Очень плохие игрушки. Том 1 (СИ) - Страница 9
Только сейчас до меня дошло, насколько безнадежным было положение девочки, призвавшей меня в этот странный мир. Ну и родственнички! Да они сами сбросили эту чертову люстру! А белобрысая, очевидно, подтасовывает результаты теста, воздействуя на отражение своей странной магией. Вот уж действительно — «зеркало дураков».
Элиза, к моему удивлению, отреагировала очень спокойно.
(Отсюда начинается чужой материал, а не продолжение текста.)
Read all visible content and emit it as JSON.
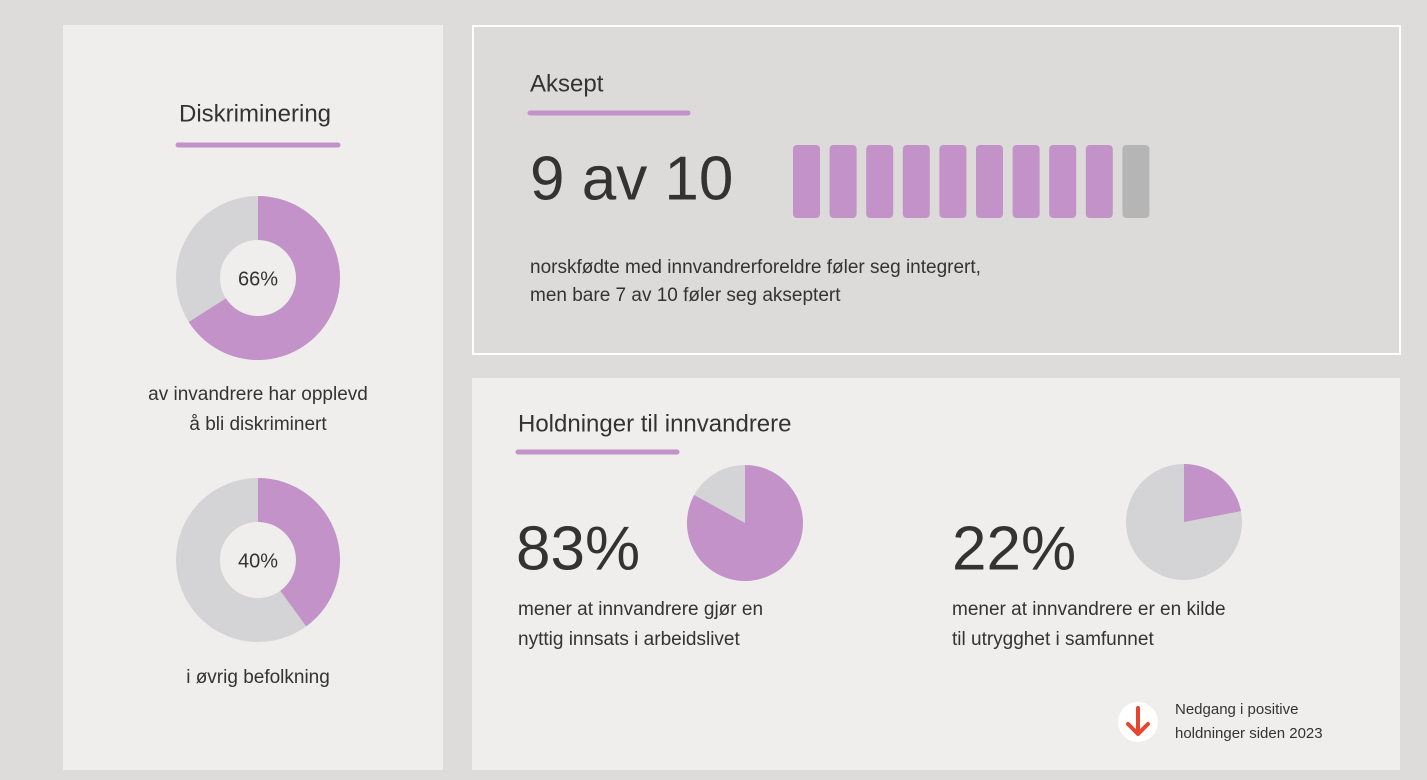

Она внимательно наблюдала за своей семейкой, поджав губы, но совершенно не пыталась оправдаться или обвинить Клару в магическом мошенничестве. Видимо, она сталкивается с таким отношением уже не в первый раз, и понимает, что нет никакого смысла с ними спорить.
— Нет, что-то не сходится, — вдруг вмешалась рыжеволосая женщина. — Я заглядывала к ней вчера — поздно вечером. Девочка уже спала. Ну не во сне же она это сделала!
— А что, это тоже вариант, — оживился мужчина. — Мы же прекрасно знаем, что у нее…
— Да погоди ты, Альбрехт, — перебила его женщина. — Марта, кто-нибудь из фамильяров выходил из комнаты, после того как я ушла?
— После того, как вы ушли? Нет, — невозмутимо ответила кошка и принялась лениво умываться.
Ого, она что, меня выгораживает? Нет, скорее, девочку. Но это же откровенная ложь! Точнее, замалчивание фактов. К счастью, предательское зеркало на эти слова никак не отреагировало.
— Вот видишь, Грета, это снова происходит, — развел руками Альбрехт. — Нет, я все понимаю, кровь Траумвирк, выдающийся потенциал и все такое. Но как долго это будет продолжаться? Сегодня это просто люстра и часы, а кто пострадает завтра? Дети? Все мы, вместе взятые? Я говорил Вильгельму, что он играет с огнем, соглашаясь на этот брак, и что получилось в итоге?
Так, если я правильно все понимаю, то Альбрехт и Вильгельм и Грета — это родные братья и сестра. Наша Элиза — это дочь Вильгельма, которого, видимо, уже нет в живых. А Грета — ее родная тетя, отсюда внешнее сходство, рыжие волосы и все такое. Блондинка, имени которой мы пока не знаем — это жена Альбрехта из другого клана, кровной связи с Элизой у нее нет. А детишки — это кузены. Расклад более-менее понятен.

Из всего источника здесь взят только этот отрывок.